Tentou se acomodar no banco, o joelho doeu de novo. Aquele ferimento iria demorar para resolver. No dia em levou o estilhaço de morteiro na perna estava há mais de 12 horas deitado no chão, sem comer ou dormir, com terra e pó nos olhos, na boca e no nariz. Pensou nas histórias de guerra que já lera, do clichê de que os soldados ficam com "o cheiro de sangue impregnado nas narinas". Balela. O pior mesmo era o cheiro podre do barro velho, da lama estagnada. Quando ouviu o assobio fininho se aproximando, fechou os olhos e esperou. Ato contínuo, veio o estrondo, o deslocamento de ar que o chutou cinco metros longe, a nuvem de terra e pedras que lhe caiu por cima. Na verdade não fora um estilhaço que o atingira, e sim a energia e o material deslocados na queda do projétil.
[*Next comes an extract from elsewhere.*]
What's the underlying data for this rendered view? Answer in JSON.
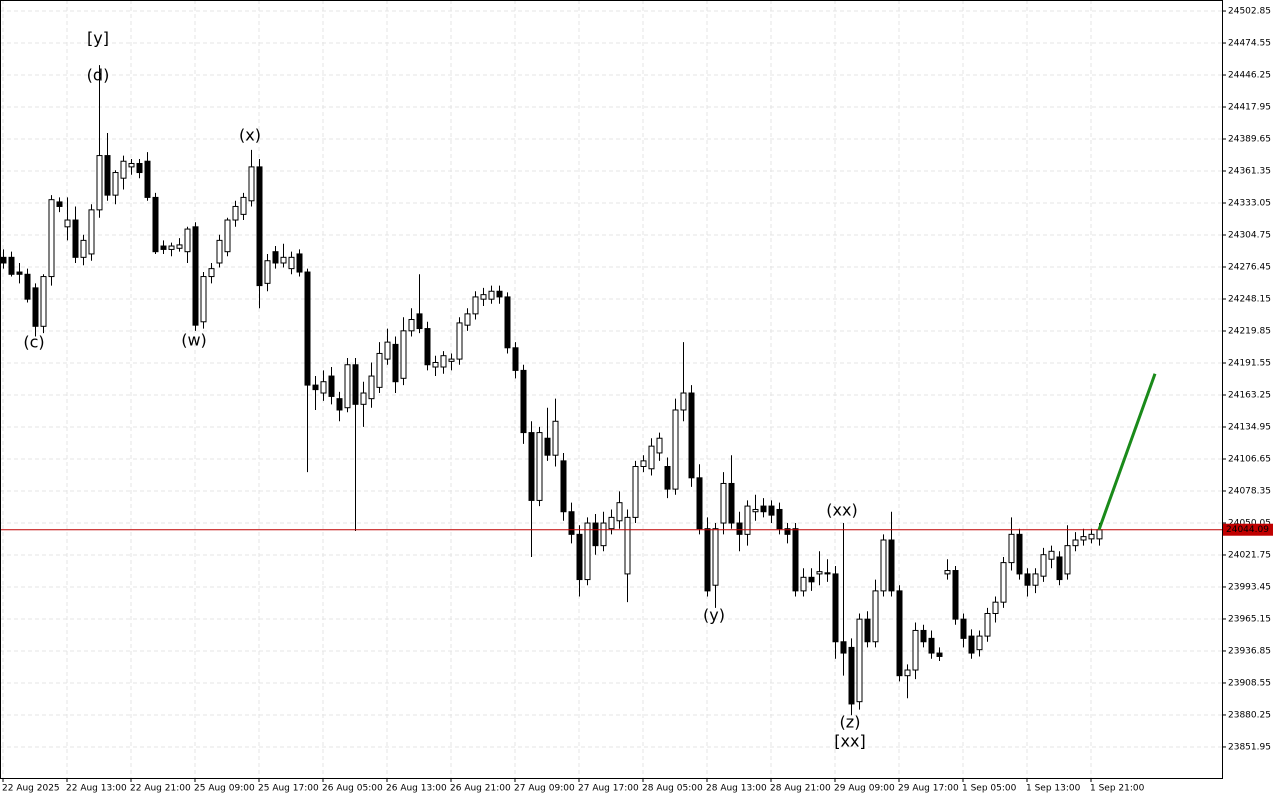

Claro, se um morteiro daqueles tivesse lhe atingido, seria agora apenas uma medalha, não estaria ali descendo a rua com a perna doendo. Mesmo assim, aquela avalanche – que além das pedras incluiu o corpo de um colega de batalhão que teve o azar de estar mais perto do epicentro da queda - fora o suficiente para lhe fraturar a perna e torcer o joelho. Até que tivera sorte. Em dois anos de front, não sofrera ainda nenhum arranhão. Tirando pela surdez progressiva, inevitável devido aos tiroteios, vinha escapando ileso.

Saltou do ônibus, andou um pouco, dobrou uma esquina: estava na sua rua. Começou a descer a rua a pé. Ruazinha quieta, de paralelepípedos, muitas árvores. Só casas, nenhum prédio. Ninguém na rua naquela manhã. Um cachorro latiu em algum lugar. Seguiu rengueando, arrastando a perna dolorida. Aqui sim, estava tudo como deixara; diria que até as peças de roupa nos varais eram as mesmas.
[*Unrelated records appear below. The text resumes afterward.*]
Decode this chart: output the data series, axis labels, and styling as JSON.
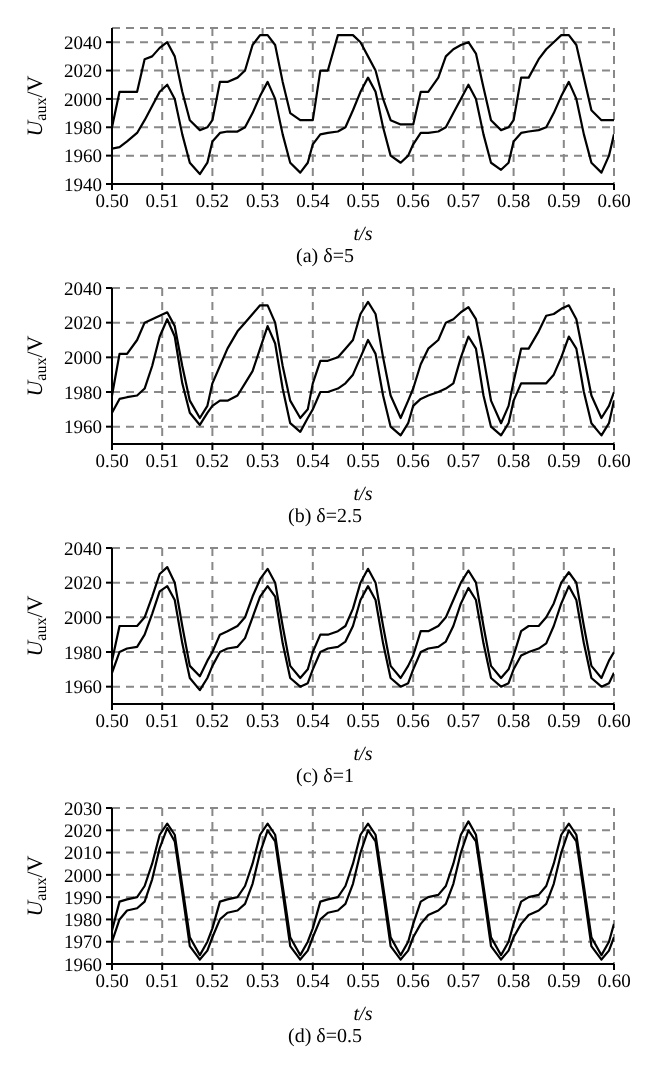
{
  "chart_data": [
    {
      "type": "line",
      "title": "(a) δ=5",
      "xlabel": "t/s",
      "ylabel": "U$_{aux}$/V",
      "grid": true,
      "xlim": [
        0.5,
        0.6
      ],
      "ylim": [
        1940,
        2050
      ],
      "yticks": [
        1940,
        1960,
        1980,
        2000,
        2020,
        2040
      ],
      "xticks": [
        {
          "value": 0.5,
          "label": "0.50"
        },
        {
          "value": 0.51,
          "label": "0.51"
        },
        {
          "value": 0.52,
          "label": "0.52"
        },
        {
          "value": 0.53,
          "label": "0.53"
        },
        {
          "value": 0.54,
          "label": "0.54"
        },
        {
          "value": 0.55,
          "label": "0.55"
        },
        {
          "value": 0.56,
          "label": "0.56"
        },
        {
          "value": 0.57,
          "label": "0.57"
        },
        {
          "value": 0.58,
          "label": "0.58"
        },
        {
          "value": 0.59,
          "label": "0.59"
        },
        {
          "value": 0.6,
          "label": "0.60"
        }
      ],
      "x": [
        0.5,
        0.5015,
        0.503,
        0.505,
        0.5065,
        0.508,
        0.5095,
        0.511,
        0.5125,
        0.514,
        0.5155,
        0.5175,
        0.519,
        0.52,
        0.5215,
        0.523,
        0.525,
        0.5265,
        0.528,
        0.5295,
        0.531,
        0.5325,
        0.534,
        0.5355,
        0.5375,
        0.539,
        0.54,
        0.5415,
        0.543,
        0.545,
        0.5465,
        0.548,
        0.5495,
        0.551,
        0.5525,
        0.554,
        0.5555,
        0.5575,
        0.559,
        0.56,
        0.5615,
        0.563,
        0.565,
        0.5665,
        0.568,
        0.5695,
        0.571,
        0.5725,
        0.574,
        0.5755,
        0.5775,
        0.579,
        0.58,
        0.5815,
        0.583,
        0.585,
        0.5865,
        0.588,
        0.5895,
        0.591,
        0.5925,
        0.594,
        0.5955,
        0.5975,
        0.599,
        0.6
      ],
      "series": [
        {
          "color": "#000000",
          "values": [
            1980,
            2005,
            2005,
            2005,
            2028,
            2030,
            2036,
            2040,
            2030,
            2005,
            1985,
            1978,
            1980,
            1985,
            2012,
            2012,
            2015,
            2020,
            2038,
            2045,
            2045,
            2038,
            2012,
            1990,
            1985,
            1985,
            1985,
            2020,
            2020,
            2045,
            2045,
            2045,
            2040,
            2030,
            2020,
            2000,
            1985,
            1982,
            1982,
            1982,
            2005,
            2005,
            2015,
            2030,
            2035,
            2038,
            2040,
            2032,
            2008,
            1985,
            1978,
            1980,
            1985,
            2015,
            2015,
            2028,
            2035,
            2040,
            2045,
            2045,
            2038,
            2015,
            1992,
            1985,
            1985,
            1985
          ]
        },
        {
          "color": "#000000",
          "values": [
            1965,
            1966,
            1970,
            1976,
            1985,
            1995,
            2005,
            2010,
            2000,
            1975,
            1955,
            1947,
            1955,
            1970,
            1976,
            1977,
            1977,
            1980,
            1990,
            2002,
            2012,
            2000,
            1975,
            1955,
            1948,
            1955,
            1968,
            1975,
            1976,
            1977,
            1980,
            1992,
            2005,
            2015,
            2005,
            1980,
            1960,
            1955,
            1960,
            1968,
            1976,
            1976,
            1977,
            1980,
            1990,
            2000,
            2010,
            2000,
            1975,
            1955,
            1950,
            1955,
            1970,
            1976,
            1977,
            1978,
            1980,
            1990,
            2002,
            2012,
            2000,
            1975,
            1955,
            1948,
            1960,
            1975
          ]
        }
      ]
    },
    {
      "type": "line",
      "title": "(b) δ=2.5",
      "xlabel": "t/s",
      "ylabel": "U$_{aux}$/V",
      "grid": true,
      "xlim": [
        0.5,
        0.6
      ],
      "ylim": [
        1950,
        2040
      ],
      "yticks": [
        1960,
        1980,
        2000,
        2020,
        2040
      ],
      "xticks": [
        {
          "value": 0.5,
          "label": "0.50"
        },
        {
          "value": 0.51,
          "label": "0.51"
        },
        {
          "value": 0.52,
          "label": "0.52"
        },
        {
          "value": 0.53,
          "label": "0.53"
        },
        {
          "value": 0.54,
          "label": "0.54"
        },
        {
          "value": 0.55,
          "label": "0.55"
        },
        {
          "value": 0.56,
          "label": "0.56"
        },
        {
          "value": 0.57,
          "label": "0.57"
        },
        {
          "value": 0.58,
          "label": "0.58"
        },
        {
          "value": 0.59,
          "label": "0.59"
        },
        {
          "value": 0.6,
          "label": "0.60"
        }
      ],
      "x": [
        0.5,
        0.5015,
        0.503,
        0.505,
        0.5065,
        0.508,
        0.5095,
        0.511,
        0.5125,
        0.514,
        0.5155,
        0.5175,
        0.519,
        0.52,
        0.5215,
        0.523,
        0.525,
        0.5265,
        0.528,
        0.5295,
        0.531,
        0.5325,
        0.534,
        0.5355,
        0.5375,
        0.539,
        0.54,
        0.5415,
        0.543,
        0.545,
        0.5465,
        0.548,
        0.5495,
        0.551,
        0.5525,
        0.554,
        0.5555,
        0.5575,
        0.559,
        0.56,
        0.5615,
        0.563,
        0.565,
        0.5665,
        0.568,
        0.5695,
        0.571,
        0.5725,
        0.574,
        0.5755,
        0.5775,
        0.579,
        0.58,
        0.5815,
        0.583,
        0.585,
        0.5865,
        0.588,
        0.5895,
        0.591,
        0.5925,
        0.594,
        0.5955,
        0.5975,
        0.599,
        0.6
      ],
      "series": [
        {
          "color": "#000000",
          "values": [
            1978,
            2002,
            2002,
            2010,
            2020,
            2022,
            2024,
            2026,
            2018,
            1995,
            1975,
            1965,
            1972,
            1985,
            1995,
            2005,
            2015,
            2020,
            2025,
            2030,
            2030,
            2020,
            1995,
            1975,
            1965,
            1970,
            1985,
            1998,
            1998,
            2000,
            2005,
            2010,
            2025,
            2032,
            2025,
            2000,
            1978,
            1965,
            1975,
            1982,
            1996,
            2005,
            2010,
            2020,
            2022,
            2026,
            2029,
            2022,
            2000,
            1975,
            1962,
            1972,
            1986,
            2005,
            2005,
            2015,
            2024,
            2025,
            2028,
            2030,
            2022,
            2000,
            1978,
            1965,
            1972,
            1980
          ]
        },
        {
          "color": "#000000",
          "values": [
            1968,
            1976,
            1977,
            1978,
            1982,
            1995,
            2012,
            2022,
            2012,
            1985,
            1968,
            1961,
            1968,
            1972,
            1975,
            1975,
            1978,
            1985,
            1992,
            2005,
            2018,
            2008,
            1982,
            1962,
            1957,
            1965,
            1970,
            1980,
            1980,
            1982,
            1985,
            1990,
            2000,
            2010,
            2002,
            1978,
            1960,
            1955,
            1962,
            1972,
            1976,
            1978,
            1980,
            1982,
            1985,
            2000,
            2012,
            2005,
            1978,
            1960,
            1955,
            1962,
            1975,
            1985,
            1985,
            1985,
            1985,
            1990,
            2000,
            2012,
            2005,
            1980,
            1962,
            1955,
            1962,
            1975
          ]
        }
      ]
    },
    {
      "type": "line",
      "title": "(c) δ=1",
      "xlabel": "t/s",
      "ylabel": "U$_{aux}$/V",
      "grid": true,
      "xlim": [
        0.5,
        0.6
      ],
      "ylim": [
        1950,
        2040
      ],
      "yticks": [
        1960,
        1980,
        2000,
        2020,
        2040
      ],
      "xticks": [
        {
          "value": 0.5,
          "label": "0.50"
        },
        {
          "value": 0.51,
          "label": "0.51"
        },
        {
          "value": 0.52,
          "label": "0.52"
        },
        {
          "value": 0.53,
          "label": "0.53"
        },
        {
          "value": 0.54,
          "label": "0.54"
        },
        {
          "value": 0.55,
          "label": "0.55"
        },
        {
          "value": 0.56,
          "label": "0.56"
        },
        {
          "value": 0.57,
          "label": "0.57"
        },
        {
          "value": 0.58,
          "label": "0.58"
        },
        {
          "value": 0.59,
          "label": "0.59"
        },
        {
          "value": 0.6,
          "label": "0.60"
        }
      ],
      "x": [
        0.5,
        0.5015,
        0.503,
        0.505,
        0.5065,
        0.508,
        0.5095,
        0.511,
        0.5125,
        0.514,
        0.5155,
        0.5175,
        0.519,
        0.52,
        0.5215,
        0.523,
        0.525,
        0.5265,
        0.528,
        0.5295,
        0.531,
        0.5325,
        0.534,
        0.5355,
        0.5375,
        0.539,
        0.54,
        0.5415,
        0.543,
        0.545,
        0.5465,
        0.548,
        0.5495,
        0.551,
        0.5525,
        0.554,
        0.5555,
        0.5575,
        0.559,
        0.56,
        0.5615,
        0.563,
        0.565,
        0.5665,
        0.568,
        0.5695,
        0.571,
        0.5725,
        0.574,
        0.5755,
        0.5775,
        0.579,
        0.58,
        0.5815,
        0.583,
        0.585,
        0.5865,
        0.588,
        0.5895,
        0.591,
        0.5925,
        0.594,
        0.5955,
        0.5975,
        0.599,
        0.6
      ],
      "series": [
        {
          "color": "#000000",
          "values": [
            1975,
            1995,
            1995,
            1995,
            2000,
            2012,
            2025,
            2029,
            2020,
            1995,
            1972,
            1966,
            1975,
            1980,
            1990,
            1992,
            1995,
            2000,
            2012,
            2022,
            2028,
            2020,
            1995,
            1972,
            1965,
            1970,
            1980,
            1990,
            1990,
            1992,
            1995,
            2005,
            2020,
            2028,
            2020,
            1995,
            1972,
            1965,
            1972,
            1978,
            1992,
            1992,
            1995,
            2000,
            2010,
            2020,
            2027,
            2020,
            1995,
            1972,
            1965,
            1970,
            1978,
            1992,
            1995,
            1995,
            2000,
            2008,
            2020,
            2026,
            2020,
            1995,
            1972,
            1965,
            1975,
            1980
          ]
        },
        {
          "color": "#000000",
          "values": [
            1968,
            1980,
            1982,
            1983,
            1990,
            2002,
            2015,
            2018,
            2010,
            1985,
            1965,
            1958,
            1965,
            1972,
            1980,
            1982,
            1983,
            1988,
            2000,
            2012,
            2018,
            2012,
            1985,
            1965,
            1960,
            1962,
            1970,
            1980,
            1982,
            1983,
            1986,
            1995,
            2010,
            2018,
            2010,
            1985,
            1965,
            1960,
            1962,
            1970,
            1980,
            1982,
            1983,
            1986,
            1995,
            2008,
            2017,
            2010,
            1985,
            1965,
            1960,
            1962,
            1970,
            1978,
            1980,
            1982,
            1985,
            1995,
            2008,
            2018,
            2010,
            1985,
            1965,
            1960,
            1962,
            1968
          ]
        }
      ]
    },
    {
      "type": "line",
      "title": "(d) δ=0.5",
      "xlabel": "t/s",
      "ylabel": "U$_{aux}$/V",
      "grid": true,
      "xlim": [
        0.5,
        0.6
      ],
      "ylim": [
        1960,
        2030
      ],
      "yticks": [
        1960,
        1970,
        1980,
        1990,
        2000,
        2010,
        2020,
        2030
      ],
      "xticks": [
        {
          "value": 0.5,
          "label": "0.50"
        },
        {
          "value": 0.51,
          "label": "0.51"
        },
        {
          "value": 0.52,
          "label": "0.52"
        },
        {
          "value": 0.53,
          "label": "0.53"
        },
        {
          "value": 0.54,
          "label": "0.54"
        },
        {
          "value": 0.55,
          "label": "0.55"
        },
        {
          "value": 0.56,
          "label": "0.56"
        },
        {
          "value": 0.57,
          "label": "0.57"
        },
        {
          "value": 0.58,
          "label": "0.58"
        },
        {
          "value": 0.59,
          "label": "0.59"
        },
        {
          "value": 0.6,
          "label": "0.60"
        }
      ],
      "x": [
        0.5,
        0.5015,
        0.503,
        0.505,
        0.5065,
        0.508,
        0.5095,
        0.511,
        0.5125,
        0.514,
        0.5155,
        0.5175,
        0.519,
        0.52,
        0.5215,
        0.523,
        0.525,
        0.5265,
        0.528,
        0.5295,
        0.531,
        0.5325,
        0.534,
        0.5355,
        0.5375,
        0.539,
        0.54,
        0.5415,
        0.543,
        0.545,
        0.5465,
        0.548,
        0.5495,
        0.551,
        0.5525,
        0.554,
        0.5555,
        0.5575,
        0.559,
        0.56,
        0.5615,
        0.563,
        0.565,
        0.5665,
        0.568,
        0.5695,
        0.571,
        0.5725,
        0.574,
        0.5755,
        0.5775,
        0.579,
        0.58,
        0.5815,
        0.583,
        0.585,
        0.5865,
        0.588,
        0.5895,
        0.591,
        0.5925,
        0.594,
        0.5955,
        0.5975,
        0.599,
        0.6
      ],
      "series": [
        {
          "color": "#000000",
          "values": [
            1975,
            1988,
            1989,
            1990,
            1995,
            2005,
            2018,
            2023,
            2018,
            1995,
            1972,
            1964,
            1970,
            1976,
            1988,
            1989,
            1990,
            1995,
            2005,
            2018,
            2023,
            2018,
            1995,
            1972,
            1964,
            1970,
            1976,
            1988,
            1989,
            1990,
            1995,
            2005,
            2018,
            2023,
            2018,
            1995,
            1972,
            1964,
            1970,
            1978,
            1988,
            1990,
            1991,
            1995,
            2005,
            2018,
            2024,
            2018,
            1995,
            1972,
            1964,
            1970,
            1978,
            1988,
            1990,
            1991,
            1995,
            2005,
            2018,
            2023,
            2018,
            1995,
            1972,
            1964,
            1970,
            1978
          ]
        },
        {
          "color": "#000000",
          "values": [
            1970,
            1980,
            1984,
            1985,
            1988,
            1998,
            2012,
            2021,
            2015,
            1992,
            1968,
            1962,
            1966,
            1972,
            1980,
            1983,
            1984,
            1987,
            1996,
            2010,
            2020,
            2015,
            1992,
            1968,
            1962,
            1966,
            1972,
            1980,
            1983,
            1984,
            1987,
            1996,
            2010,
            2020,
            2015,
            1992,
            1968,
            1962,
            1966,
            1972,
            1978,
            1982,
            1984,
            1987,
            1996,
            2010,
            2020,
            2015,
            1992,
            1968,
            1962,
            1966,
            1972,
            1978,
            1982,
            1984,
            1987,
            1996,
            2010,
            2020,
            2015,
            1992,
            1968,
            1962,
            1966,
            1972
          ]
        }
      ]
    }
  ]
}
Parou na frente da casa. Nem soube o que pensar primeiro. Estava igual. Quer dizer, um pouco mais velha, mais descascada; o portãozinho um pouco mais enferrujado. Mas a mesma. Continuava inclusive sem campainha no portão. A janela da frente estava aberta. Imaginou-se lá dentro, a cara de feliz incredulidade da mulher; antecipou o abraço e as lágrimas. Se pudesse, choraria.

Armava os dois braços para bater palmas quando a criança apareceu na janela.

Estacou, o gesto congelado. Era uma menina. Devia ter um ano de idade, não mais que isso. Loira. Linda. Os imensos olhos verdes da mãe. A mesma boca rasgada. Apareceu engatinhando, decerto subira no sofá que ficava embaixo da janela. Ela lhe fitou fixamente por um minuto. Depois sumiu lá pra dentro.

Ficou congelado na calçada por um instante. Olhou a casa. Depois, aproveitando que ainda estava fardado, ficou em posição de sentido, fez meia-volta e rompeu marcha. A guerra ainda não terminara.